Hannah Ritchie is the head of research at Our World in Data, a website that publishes research and data to “make progress against the world’s largest problems”. It’s a fantastic resource, bringing together readable, user-friendly, open-source graphics and articles. Ritchie’s highly praised book Not the End of the World offers her ‘apolitical’, data-driven reading on “how we can be the first generation to build a sustainable planet.”

The majority of Not the End of the World is staple Our World in Data. Each chapter delves into a different environmental metric, such as deforestation, air pollution or overfishing, giving Ritchie’s reading of how we got here, and how to “end it”. The writing is clear, the data crunching is impressive, and the core assessments of the technical transitions we need to deliver are, with some exceptions, hard to dispute. Using fewer cars is the only way to tackle both traffic air pollution and emissions, and beef farming is indeed a huge driver of a trifecta of biodiversity loss, greenhouse gas emissions and deforestation, for example. The rub is that you can’t be fully apolitical about any of these things.

Ritchie has been criticised for a lack of assessment of inequality and power in her analysis of these crises. She does, to be fair, discuss inequality to some degree, covering the inequity of the way in which wealthy countries have largely caused the climate crisis while the less wealthy bear more of its impact. She frequently references the need for countries with lower rates of public energy access to leapfrog oil and gas in favour of renewables. But she rarely considers how such inequalities and political knots might remain important to the ‘how’ we fix our planet, such as how historic power imbalances and priorities are very present in state decisions today, or how many corporates and petrostates are actively working to stop the leapfrogging.

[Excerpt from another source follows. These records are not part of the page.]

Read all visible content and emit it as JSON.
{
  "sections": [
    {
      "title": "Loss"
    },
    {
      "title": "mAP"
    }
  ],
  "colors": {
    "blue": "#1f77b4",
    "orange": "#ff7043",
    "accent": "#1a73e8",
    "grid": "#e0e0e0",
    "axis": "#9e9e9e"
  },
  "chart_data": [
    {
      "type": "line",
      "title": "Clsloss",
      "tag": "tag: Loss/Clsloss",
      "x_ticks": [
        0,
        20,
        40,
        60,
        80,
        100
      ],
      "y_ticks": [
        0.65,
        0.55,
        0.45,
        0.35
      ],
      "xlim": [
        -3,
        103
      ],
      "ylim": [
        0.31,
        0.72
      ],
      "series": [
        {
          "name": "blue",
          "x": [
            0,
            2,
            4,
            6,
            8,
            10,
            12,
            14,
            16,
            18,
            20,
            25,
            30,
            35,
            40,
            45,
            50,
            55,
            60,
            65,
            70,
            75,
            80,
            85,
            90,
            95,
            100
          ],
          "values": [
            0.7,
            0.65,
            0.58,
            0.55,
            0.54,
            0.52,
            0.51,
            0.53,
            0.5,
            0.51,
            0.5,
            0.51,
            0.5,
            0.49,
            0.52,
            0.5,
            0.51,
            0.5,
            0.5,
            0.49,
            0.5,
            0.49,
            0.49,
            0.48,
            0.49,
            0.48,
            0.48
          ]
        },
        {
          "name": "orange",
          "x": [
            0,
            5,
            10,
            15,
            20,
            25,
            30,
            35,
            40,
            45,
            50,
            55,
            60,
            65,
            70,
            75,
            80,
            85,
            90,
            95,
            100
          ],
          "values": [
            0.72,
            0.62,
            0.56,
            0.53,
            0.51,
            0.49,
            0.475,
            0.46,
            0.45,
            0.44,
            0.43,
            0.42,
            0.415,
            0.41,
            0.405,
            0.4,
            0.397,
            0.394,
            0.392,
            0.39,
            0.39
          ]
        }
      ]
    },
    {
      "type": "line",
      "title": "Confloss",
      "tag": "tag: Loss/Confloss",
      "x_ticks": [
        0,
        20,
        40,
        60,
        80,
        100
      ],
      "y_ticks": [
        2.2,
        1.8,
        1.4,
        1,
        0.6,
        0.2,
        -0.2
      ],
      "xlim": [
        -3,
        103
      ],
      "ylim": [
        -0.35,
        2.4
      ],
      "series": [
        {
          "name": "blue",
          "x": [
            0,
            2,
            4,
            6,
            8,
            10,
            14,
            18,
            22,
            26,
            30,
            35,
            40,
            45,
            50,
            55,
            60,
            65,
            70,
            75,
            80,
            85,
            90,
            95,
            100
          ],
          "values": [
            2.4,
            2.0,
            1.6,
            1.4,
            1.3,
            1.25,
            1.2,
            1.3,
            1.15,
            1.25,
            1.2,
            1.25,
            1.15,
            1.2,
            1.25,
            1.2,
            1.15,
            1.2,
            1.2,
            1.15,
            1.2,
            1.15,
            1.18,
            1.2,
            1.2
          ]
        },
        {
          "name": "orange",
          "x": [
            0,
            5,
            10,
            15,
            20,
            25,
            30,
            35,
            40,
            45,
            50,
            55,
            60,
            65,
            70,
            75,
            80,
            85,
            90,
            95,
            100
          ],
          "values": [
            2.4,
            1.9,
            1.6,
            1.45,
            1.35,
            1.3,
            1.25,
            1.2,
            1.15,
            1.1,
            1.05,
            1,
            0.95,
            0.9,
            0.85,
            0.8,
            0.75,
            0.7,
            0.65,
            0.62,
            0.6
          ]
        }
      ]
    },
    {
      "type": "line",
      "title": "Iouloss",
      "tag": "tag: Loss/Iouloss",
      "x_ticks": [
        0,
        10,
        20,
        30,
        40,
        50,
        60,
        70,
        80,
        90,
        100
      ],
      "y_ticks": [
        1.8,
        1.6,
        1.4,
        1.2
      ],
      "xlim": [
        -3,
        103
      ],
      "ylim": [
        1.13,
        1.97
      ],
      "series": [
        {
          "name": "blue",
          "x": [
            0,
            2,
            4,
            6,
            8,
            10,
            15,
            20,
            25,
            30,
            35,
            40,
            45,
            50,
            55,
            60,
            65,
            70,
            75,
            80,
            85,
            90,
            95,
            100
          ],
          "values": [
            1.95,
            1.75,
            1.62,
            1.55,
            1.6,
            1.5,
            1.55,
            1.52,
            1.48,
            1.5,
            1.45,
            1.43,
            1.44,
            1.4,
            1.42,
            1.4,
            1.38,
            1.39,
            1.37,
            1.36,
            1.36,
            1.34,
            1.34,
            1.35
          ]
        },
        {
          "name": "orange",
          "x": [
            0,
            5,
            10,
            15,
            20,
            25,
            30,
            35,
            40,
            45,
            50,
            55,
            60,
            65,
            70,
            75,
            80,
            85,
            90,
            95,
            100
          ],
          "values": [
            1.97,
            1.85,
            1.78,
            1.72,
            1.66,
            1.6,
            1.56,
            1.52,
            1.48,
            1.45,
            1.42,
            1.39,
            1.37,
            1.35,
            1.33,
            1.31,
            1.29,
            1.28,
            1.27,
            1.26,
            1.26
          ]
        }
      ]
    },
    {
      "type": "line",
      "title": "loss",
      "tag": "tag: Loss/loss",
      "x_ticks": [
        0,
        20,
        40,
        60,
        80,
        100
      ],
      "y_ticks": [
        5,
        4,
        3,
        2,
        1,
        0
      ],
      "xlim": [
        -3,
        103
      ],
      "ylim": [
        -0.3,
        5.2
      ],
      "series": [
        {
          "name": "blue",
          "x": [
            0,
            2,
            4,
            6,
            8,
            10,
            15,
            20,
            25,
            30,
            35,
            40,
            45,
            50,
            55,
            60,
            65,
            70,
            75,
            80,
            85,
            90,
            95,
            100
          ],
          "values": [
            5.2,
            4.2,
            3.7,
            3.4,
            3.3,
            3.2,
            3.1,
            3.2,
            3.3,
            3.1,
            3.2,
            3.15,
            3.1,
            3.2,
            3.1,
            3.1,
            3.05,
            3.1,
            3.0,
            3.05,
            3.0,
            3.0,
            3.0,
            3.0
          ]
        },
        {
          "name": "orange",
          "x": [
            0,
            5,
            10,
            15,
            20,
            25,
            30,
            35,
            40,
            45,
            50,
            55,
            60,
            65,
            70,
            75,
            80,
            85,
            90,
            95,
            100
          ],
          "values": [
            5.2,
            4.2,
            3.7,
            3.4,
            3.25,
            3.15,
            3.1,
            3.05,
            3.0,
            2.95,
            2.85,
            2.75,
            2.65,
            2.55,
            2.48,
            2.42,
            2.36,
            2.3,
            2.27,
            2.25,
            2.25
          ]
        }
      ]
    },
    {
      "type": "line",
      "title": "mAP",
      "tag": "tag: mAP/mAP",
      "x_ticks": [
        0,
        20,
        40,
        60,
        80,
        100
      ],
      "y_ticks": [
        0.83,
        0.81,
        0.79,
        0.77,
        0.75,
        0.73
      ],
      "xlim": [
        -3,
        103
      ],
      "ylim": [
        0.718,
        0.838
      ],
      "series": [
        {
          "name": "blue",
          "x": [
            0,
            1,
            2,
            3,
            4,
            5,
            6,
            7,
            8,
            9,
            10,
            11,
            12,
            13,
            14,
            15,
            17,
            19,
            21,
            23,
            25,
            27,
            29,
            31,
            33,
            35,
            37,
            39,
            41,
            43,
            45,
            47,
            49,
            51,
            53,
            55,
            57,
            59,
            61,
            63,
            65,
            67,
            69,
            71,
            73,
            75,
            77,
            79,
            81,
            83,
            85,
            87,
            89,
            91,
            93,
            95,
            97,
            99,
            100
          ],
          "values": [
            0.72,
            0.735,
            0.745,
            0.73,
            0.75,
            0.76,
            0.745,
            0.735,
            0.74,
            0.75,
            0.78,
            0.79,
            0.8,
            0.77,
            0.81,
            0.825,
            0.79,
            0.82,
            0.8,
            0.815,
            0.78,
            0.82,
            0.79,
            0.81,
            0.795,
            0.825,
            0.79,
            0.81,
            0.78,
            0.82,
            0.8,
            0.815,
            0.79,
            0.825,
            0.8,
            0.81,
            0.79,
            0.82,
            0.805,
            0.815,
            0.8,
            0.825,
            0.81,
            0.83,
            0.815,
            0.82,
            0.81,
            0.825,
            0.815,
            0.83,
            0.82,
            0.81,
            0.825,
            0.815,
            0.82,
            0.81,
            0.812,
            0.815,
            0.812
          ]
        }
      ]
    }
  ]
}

This means that although the ‘what we need to do’ side of this book is often pretty convincing, the majority of the work – especially the ‘how to get there’ – is frustratingly simplistic. Ritchie rarely offers tangible answers to how we create change. The book is replete with assumptions that past trends in wealthier countries will inevitably happen for less wealthy countries: “Rich countries all have [smokestack scrubbers], and poor countries don’t. But just as we saw with China, each will reach its tipping point.”

The few tangible policies Ritchie does present are not explained with the detail and analysis she affords the environmental data. Carbon taxes, for example, are not the easy, breezy solutions that she implies. But, more often, having presented a detailed, well-researched assessment of what caused a problem and what systems we need instead, Ritchie presents no clear route to get there, abruptly ending chapters with passive calls to action: “We have the tools to do this. The question is whether we are motivated enough to use them”; “[the tools are] a demanding citizenship, the money and political will”; “Knowing that the world is capable of producing so much food should give us all the means and motivation we need to fix the problem.”

This passivity – the lack of tangible pathways to change in a book billed “how we can be the first generation to build a sustainable planet” – is frustrating. What’s more, Ritchie seems to believe that the environment movement is overly negative, ill-informed, and choosing the wrong priorities. She frames the book around the errors of environmentalists – each chapter bemoans how difficult she found it to learn about these topics and how wrong people get it. Her point is the need for accuracy – fine. But in practice she essentially defangs the environment movement while putting very little pressure on governments and powerful people to make real, hard choices. Not the End of the World could have been a useful bible of environmental data, but it has been packaged all wrong, ending up as a gift to people who don’t want to do more.

Not the End of the World: How We Can Be the First Generation to Build a Sustainable Planet by Hannah Ritchie. Chatto & Windus, 2024. ISBN: 9781784745004.

Martha Dillon is a freelance writer and city climate policy specialist.